En réalité, les blocs restent assez stables : à l’extrême droite, le RN est quasi assuré de figurer au second tour avec un score supérieur à 30 % ; la gauche ne parvient pas à dépasser son plafond de verre d’un tiers des votants et est structurellement coupée en deux, Jean-Luc Mélenchon faisant bande à part ; la droite et le centre, additionnés, occupent le dernier tiers et, s’ils sont unis, seront qualifiés en finale.
Même si ce n’est pas certain, la droite et le centre, à la différence de la gauche, ont une chance d’arriver unis. Il suffira à Édouard Philippe, s’il est toujours devant, de rallier à lui Gabriel Attal (au nom du pacte selon lequel le moins bien placé s’effacerait devant l’autre) pour être candidat au second tour, éliminant la gauche. Bruno Retailleau ayant le choix douloureux entre se désister ou poursuivre et finir, vote utile aidant, en dessous de 5 %.
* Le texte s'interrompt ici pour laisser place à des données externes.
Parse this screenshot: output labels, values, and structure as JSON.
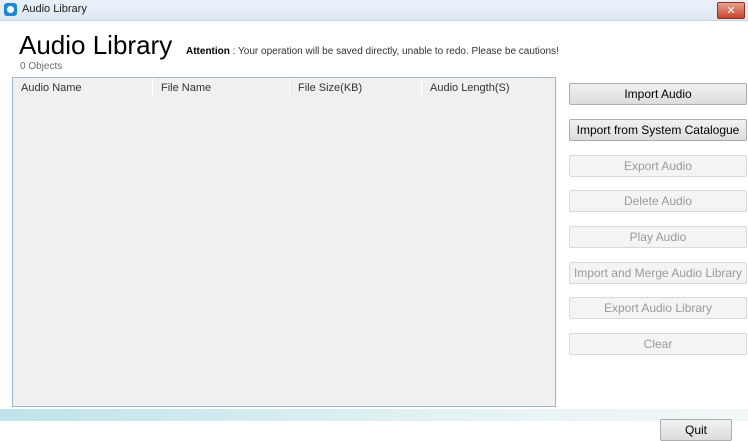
{
  "window": {
    "title": "Audio Library",
    "close_glyph": "✕"
  },
  "header": {
    "title": "Audio Library",
    "object_count": "0 Objects",
    "attention_label": "Attention",
    "attention_text": " : Your operation will be saved directly, unable to redo. Please be cautions!"
  },
  "table": {
    "columns": [
      "Audio Name",
      "File Name",
      "File Size(KB)",
      "Audio Length(S)"
    ],
    "rows": []
  },
  "actions": [
    {
      "label": "Import Audio",
      "enabled": true
    },
    {
      "label": "Import from System Catalogue",
      "enabled": true
    },
    {
      "label": "Export Audio",
      "enabled": false
    },
    {
      "label": "Delete Audio",
      "enabled": false
    },
    {
      "label": "Play Audio",
      "enabled": false
    },
    {
      "label": "Import and Merge Audio Library",
      "enabled": false
    },
    {
      "label": "Export Audio Library",
      "enabled": false
    },
    {
      "label": "Clear",
      "enabled": false
    }
  ],
  "footer": {
    "quit_label": "Quit"
  },
  "icons": {
    "app": "audio-library-app-icon",
    "close": "close-icon"
  }
}
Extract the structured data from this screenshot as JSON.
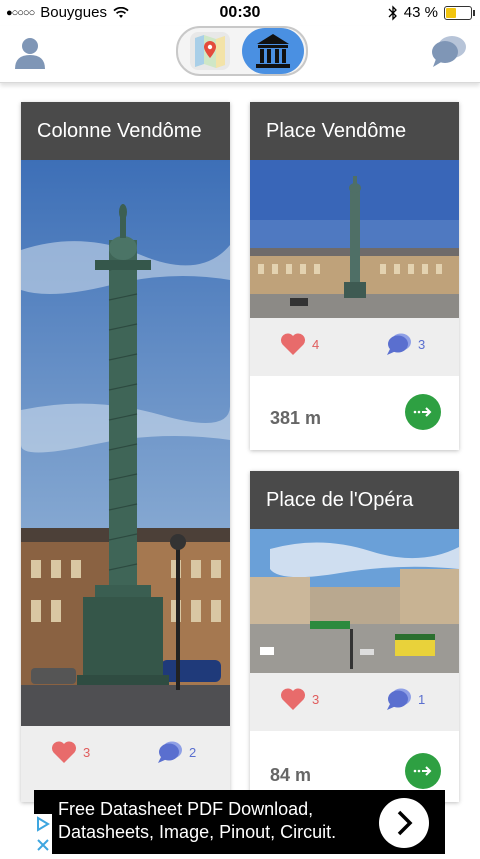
{
  "status_bar": {
    "signal": "●○○○○",
    "carrier": "Bouygues",
    "time": "00:30",
    "battery": "43 %",
    "battery_fraction": 0.43
  },
  "toggle": {
    "options": [
      "map",
      "monuments"
    ],
    "selected": "monuments"
  },
  "cards": [
    {
      "title": "Colonne Vendôme",
      "likes": "3",
      "comments": "2"
    },
    {
      "title": "Place Vendôme",
      "likes": "4",
      "comments": "3",
      "distance": "381 m"
    },
    {
      "title": "Place de l'Opéra",
      "likes": "3",
      "comments": "1",
      "distance": "84 m"
    }
  ],
  "ad": {
    "line1": "Free Datasheet PDF Download,",
    "line2": "Datasheets, Image, Pinout, Circuit."
  },
  "colors": {
    "title_bar": "#4a4a4a",
    "like": "#e05d5d",
    "comment": "#5a6fcf",
    "go": "#2ea042",
    "toggle_active": "#4a90e2"
  }
}
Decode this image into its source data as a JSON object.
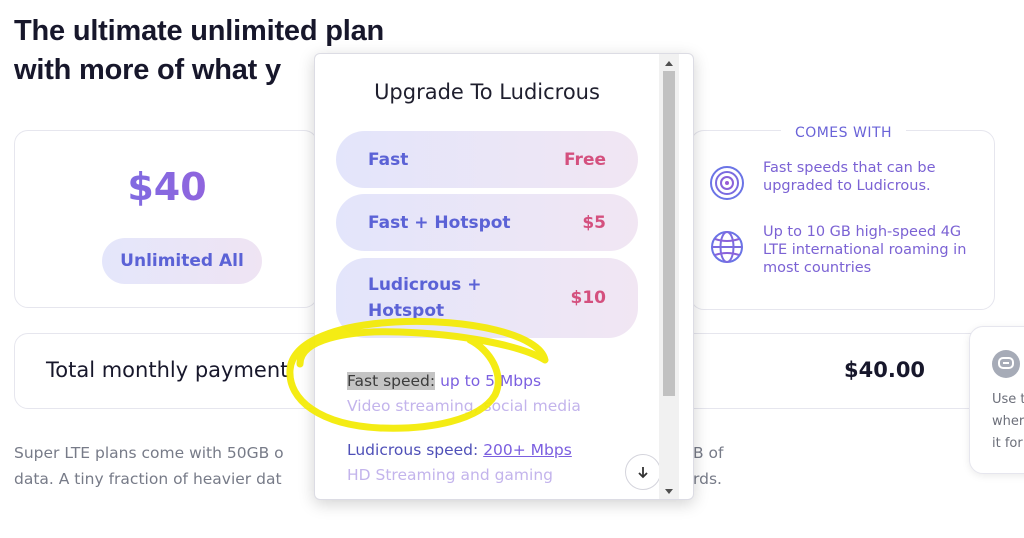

Rien n’est joué, bien entendu. Une fois dévoilé, le programme « massif » d’Édouard Philippe peut réfrigérer de nombreux électeurs. Redevenant « la plus bête du monde », la droite peut encore maintenir tous ses candidats et offrir un boulevard à la gauche réformiste. Mais il faudrait pour cela que le candidat social-démocrate trouve des soutiens au centre sans en perdre à gauche. Le dernier baromètre précité indique, hélas, que Raphaël Glucksmann gagne 7 points au centre… mais en perd 8 à gauche. Pas commode de déployer ses ailes sans en brûler une…
En privé, certains leaders de la gauche modérée reconnaissent qu’à cet instant T, Édouard Philippe a les meilleures chances. Raison de plus pour redoubler d’ardeur. Après le méga-meeting de Mélenchon dimanche prochain à Saint-Denis, viendra celui de Raphaël Glucksmann le 13 juin aux Docks d’Aubervilliers. Un défi à relever pour ne pas laisser le monopole du succès au « Vieux », comme on l’appelle à LFI, et ébranler la domination d’Édouard Philippe sur le paysage.